Saturday, November 19, 2005

Should I be worried?

Okay, I'm returning the dress tomorrow -- I got bored of my reflection.


How would you describe your chocolate soy beverage?

"It doesn't taste like milk. More like liquid dark chocolate squeezed from the teat of a bean."

What the fuck ...?

"Yeah, I don't quite get it myself."


My therapist's name is Lazarus. No last name. Just "Lazarus." In the same vein as Cher, Jesus, and Wendy's. I've been assigned a clinical psychologist who shares the same monicker as a resurrected dead man from the New Testament. I got Herr Doktor: Dawn of the Dead. An honoured guest at a Boris Karloff charity event. Mister Off-Duty Pulse.

He's also Greek.

"You know psychology is a load of fluff, right?" Readerdroid said through the phone. "I've worked at a psych lab, I've studied psychology, nothing about it is concrete."
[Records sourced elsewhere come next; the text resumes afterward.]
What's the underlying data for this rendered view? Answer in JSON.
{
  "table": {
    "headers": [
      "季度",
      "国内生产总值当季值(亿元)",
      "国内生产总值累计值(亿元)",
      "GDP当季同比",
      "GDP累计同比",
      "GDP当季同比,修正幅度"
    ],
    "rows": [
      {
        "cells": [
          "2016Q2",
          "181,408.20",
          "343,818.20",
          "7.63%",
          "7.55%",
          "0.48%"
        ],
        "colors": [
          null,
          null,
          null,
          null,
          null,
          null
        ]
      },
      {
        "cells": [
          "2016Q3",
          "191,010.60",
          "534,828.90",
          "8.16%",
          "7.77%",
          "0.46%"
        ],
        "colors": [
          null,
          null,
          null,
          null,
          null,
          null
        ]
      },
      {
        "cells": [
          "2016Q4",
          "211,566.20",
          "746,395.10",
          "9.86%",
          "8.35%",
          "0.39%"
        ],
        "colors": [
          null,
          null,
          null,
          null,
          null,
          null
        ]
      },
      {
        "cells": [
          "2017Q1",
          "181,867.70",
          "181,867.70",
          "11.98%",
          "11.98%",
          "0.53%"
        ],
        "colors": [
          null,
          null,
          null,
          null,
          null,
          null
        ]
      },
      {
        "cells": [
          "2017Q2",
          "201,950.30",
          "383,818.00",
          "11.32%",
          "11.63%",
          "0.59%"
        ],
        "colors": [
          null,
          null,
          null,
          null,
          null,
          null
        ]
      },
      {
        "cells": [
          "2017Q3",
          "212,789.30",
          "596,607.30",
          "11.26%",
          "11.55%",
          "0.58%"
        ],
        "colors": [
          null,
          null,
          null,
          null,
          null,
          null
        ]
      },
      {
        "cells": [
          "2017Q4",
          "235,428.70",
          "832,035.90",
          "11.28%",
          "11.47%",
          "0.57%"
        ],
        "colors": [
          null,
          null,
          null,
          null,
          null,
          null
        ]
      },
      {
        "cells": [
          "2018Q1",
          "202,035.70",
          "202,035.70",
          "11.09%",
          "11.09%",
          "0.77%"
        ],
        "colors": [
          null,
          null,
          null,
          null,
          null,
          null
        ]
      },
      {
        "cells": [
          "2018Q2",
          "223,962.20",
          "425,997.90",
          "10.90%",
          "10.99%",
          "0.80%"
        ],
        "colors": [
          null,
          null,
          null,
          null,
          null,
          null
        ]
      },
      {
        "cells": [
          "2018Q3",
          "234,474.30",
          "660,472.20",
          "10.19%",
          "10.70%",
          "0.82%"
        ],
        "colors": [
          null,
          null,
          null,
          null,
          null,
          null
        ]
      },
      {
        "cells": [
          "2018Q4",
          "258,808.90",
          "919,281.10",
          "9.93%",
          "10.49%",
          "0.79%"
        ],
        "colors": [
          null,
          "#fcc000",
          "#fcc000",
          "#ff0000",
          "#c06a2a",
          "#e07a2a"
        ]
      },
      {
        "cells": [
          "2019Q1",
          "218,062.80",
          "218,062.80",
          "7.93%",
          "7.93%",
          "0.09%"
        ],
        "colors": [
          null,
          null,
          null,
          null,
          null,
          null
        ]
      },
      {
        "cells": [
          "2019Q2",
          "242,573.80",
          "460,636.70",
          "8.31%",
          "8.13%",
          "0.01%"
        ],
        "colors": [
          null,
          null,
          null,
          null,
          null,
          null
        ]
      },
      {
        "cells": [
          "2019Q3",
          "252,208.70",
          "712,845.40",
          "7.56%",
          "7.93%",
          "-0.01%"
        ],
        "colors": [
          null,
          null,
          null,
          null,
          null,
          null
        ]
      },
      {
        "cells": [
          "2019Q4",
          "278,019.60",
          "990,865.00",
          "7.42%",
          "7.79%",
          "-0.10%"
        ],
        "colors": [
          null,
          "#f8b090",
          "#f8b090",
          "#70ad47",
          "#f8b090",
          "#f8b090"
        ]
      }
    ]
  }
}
Dr. Phil is a load of fluff, but he still maintains his highfalutin lifestyle making grown women cry on national television. ("I have feelings! I am worthy of love! I will beat this chair until the show's producers ask me to stop and cue the emotionally manipulative music!" It's fluff with retroactive substance!) Besides, the service is free and I want to get my tuition's worth. And, in all honesty, I'd like to tell someone details about my life exposed for a purpose beyond satisfying voyeuristic curiosity and garnering pity (because underneath, we've all been suicide bombers seeking martyrdom). I want to reveal parts of myself substantiated by progress, not validation. And being 19, I'm not so self-assured and bull-headed to refuse help. I mean, I don't want to be pushing 50 and continue making sisyphusian mistakes, then expect to be taken care of as if I was still contributing to society.

Superficiality is a stubborn stain. I don't want to be known as "that" girl.